George Washington Papers

To George Washington from Lieutenant Colonel Samuel Smith, 11 October 1777

From Lieutenant Colonel Samuel Smith

Fort Mifflin [Pa.] 11th Oct. 1777


Last Night the Enemy threw up a Battery in the rear of the Fort close to the Banks of the Meadow within Musket shot of us & had already got one piece of Artillery in it. We attacked it with the Floating Batteries[,] Block houses, Gallies, & 32 Pounder1 from the Battery & in short time obliged them to hoist the white Flag, as We were bringing off the prisoners another party ran down which the Officers on Shore expected were also going to surrender, I saw their Officer encouraging the men to come on & there did not seem to me to be any appearance of that intent, I fired two Shot on them & ceased on being told they would surrender, however they took possession of their Battery & refused to deliver up the piece of Artillery & Capt. Black with 12 men who had not got off.2 notwithstanding they had surrenderd themselves prisoners & the party who rescued them came down under the sanction of the Flag then Flying, I conceive your Excelly has a right to demand them, or to charge them to Genl Howe.

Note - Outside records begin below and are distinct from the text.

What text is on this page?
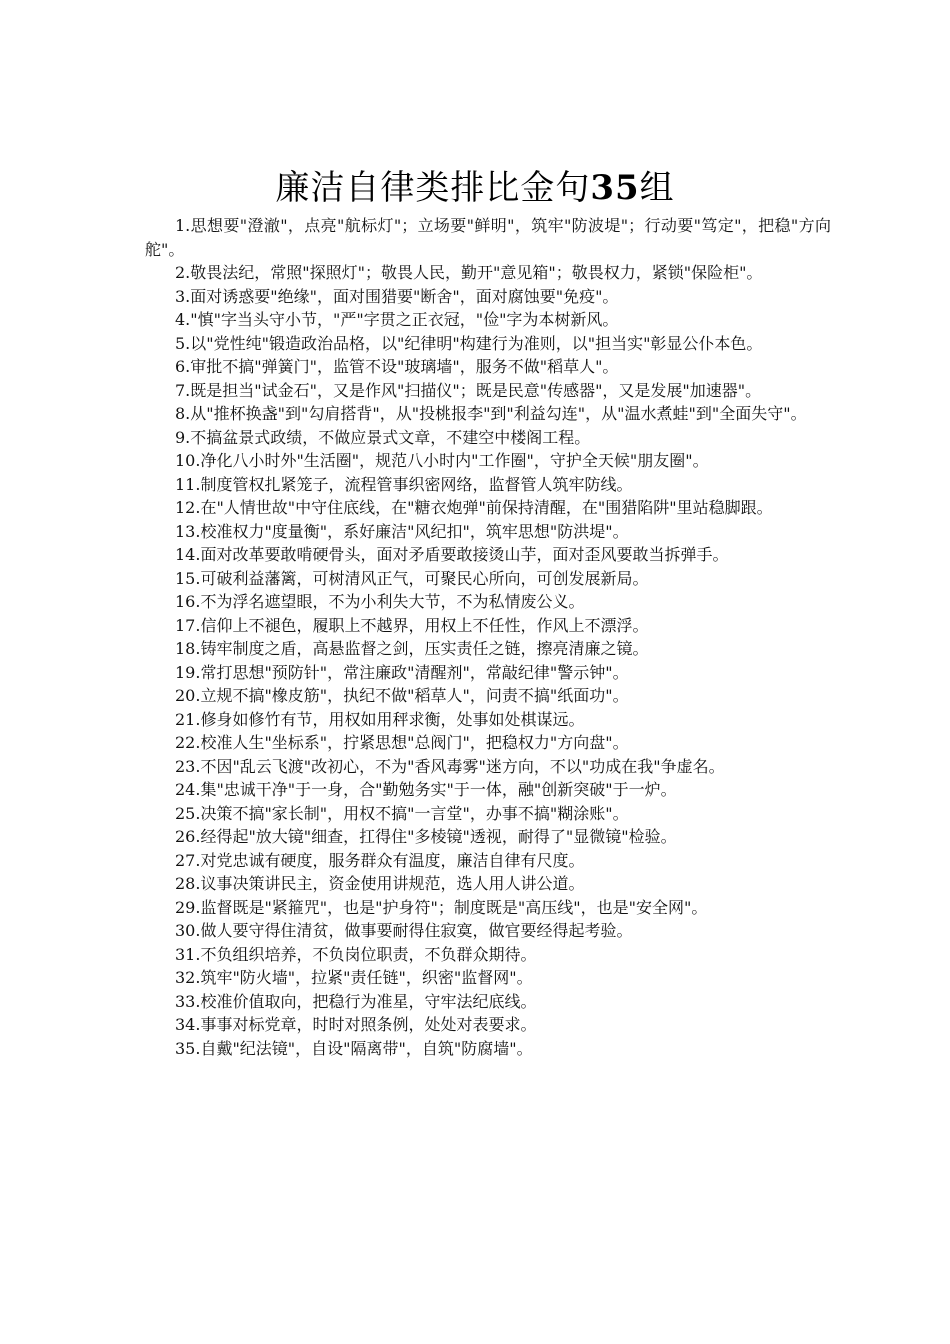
廉洁自律类排比金句35组

1.思想要"澄澈"，点亮"航标灯"；立场要"鲜明"，筑牢"防波堤"；行动要"笃定"，把稳"方向舵"。

2.敬畏法纪，常照"探照灯"；敬畏人民，勤开"意见箱"；敬畏权力，紧锁"保险柜"。

3.面对诱惑要"绝缘"，面对围猎要"断舍"，面对腐蚀要"免疫"。

4."慎"字当头守小节，"严"字贯之正衣冠，"俭"字为本树新风。

5.以"党性纯"锻造政治品格，以"纪律明"构建行为准则，以"担当实"彰显公仆本色。

6.审批不搞"弹簧门"，监管不设"玻璃墙"，服务不做"稻草人"。

7.既是担当"试金石"，又是作风"扫描仪"；既是民意"传感器"，又是发展"加速器"。

8.从"推杯换盏"到"勾肩搭背"，从"投桃报李"到"利益勾连"，从"温水煮蛙"到"全面失守"。

9.不搞盆景式政绩，不做应景式文章，不建空中楼阁工程。

10.净化八小时外"生活圈"，规范八小时内"工作圈"，守护全天候"朋友圈"。

11.制度管权扎紧笼子，流程管事织密网络，监督管人筑牢防线。

12.在"人情世故"中守住底线，在"糖衣炮弹"前保持清醒，在"围猎陷阱"里站稳脚跟。

13.校准权力"度量衡"，系好廉洁"风纪扣"，筑牢思想"防洪堤"。

14.面对改革要敢啃硬骨头，面对矛盾要敢接烫山芋，面对歪风要敢当拆弹手。

15.可破利益藩篱，可树清风正气，可聚民心所向，可创发展新局。

16.不为浮名遮望眼，不为小利失大节，不为私情废公义。

17.信仰上不褪色，履职上不越界，用权上不任性，作风上不漂浮。

18.铸牢制度之盾，高悬监督之剑，压实责任之链，擦亮清廉之镜。

19.常打思想"预防针"，常注廉政"清醒剂"，常敲纪律"警示钟"。

20.立规不搞"橡皮筋"，执纪不做"稻草人"，问责不搞"纸面功"。

21.修身如修竹有节，用权如用秤求衡，处事如处棋谋远。

22.校准人生"坐标系"，拧紧思想"总阀门"，把稳权力"方向盘"。

23.不因"乱云飞渡"改初心，不为"香风毒雾"迷方向，不以"功成在我"争虚名。

24.集"忠诚干净"于一身，合"勤勉务实"于一体，融"创新突破"于一炉。

25.决策不搞"家长制"，用权不搞"一言堂"，办事不搞"糊涂账"。

26.经得起"放大镜"细查，扛得住"多棱镜"透视，耐得了"显微镜"检验。

27.对党忠诚有硬度，服务群众有温度，廉洁自律有尺度。

28.议事决策讲民主，资金使用讲规范，选人用人讲公道。

29.监督既是"紧箍咒"，也是"护身符"；制度既是"高压线"，也是"安全网"。

30.做人要守得住清贫，做事要耐得住寂寞，做官要经得起考验。

31.不负组织培养，不负岗位职责，不负群众期待。

32.筑牢"防火墙"，拉紧"责任链"，织密"监督网"。

33.校准价值取向，把稳行为准星，守牢法纪底线。

34.事事对标党章，时时对照条例，处处对表要求。

35.自戴"纪法镜"，自设"隔离带"，自筑"防腐墙"。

We opened a heavy fire on them from all quarters, they have yet obstinately refused to surrender, We shall give them another attack & try if possible to drive them out. I am erecting a Battery of two guns to oppose to theirs & hope if they will give me assistance from Red Bank to keep them at least from taking possession of the Island.

The party we secured consists of one Lieut. one Ensign & 56 Sergts & Privates, which are sent to Trenton, they belong to 6 or 7 different Regiments, from which I conclude the Party set apart for the reduction of this Garrison is pretty large,3 I have been able to get very little intelligence from the City, they have thrown Bridges over the causeways & are filling up the Banks of the Schuylkilns, they will lead us a disagreable Life. I have the honor to be your Excellys M. O. S.

S. Smith

Transcript, DLC: Samuel Smith Papers; transcript, DLC: Peter Force Collection.

1The Force transcript reads: “our 32 pounder.”

2Robert Blackmore, who had been promoted from lieutenant to captain lieutenant in the 10th Regiment of Foot in November 1776, was tried by a court-martial on 16 Oct. “for misbehaving before the Enemy on the 11th. Instant.” Blackmore retired from the army on 30 Oct. 1777, selling his commission to another officer (Kemble Papers description begins [Stephen Kemble]. The Kemble Papers. 2 vols. New York, 1884-85. In Collections of the New-York Historical Society, vols. 16–17. description ends , 1:416, 519, 542).

3For other accounts of this engagement, see William Bradford, Sr., and John Hazelwood to GW, this date.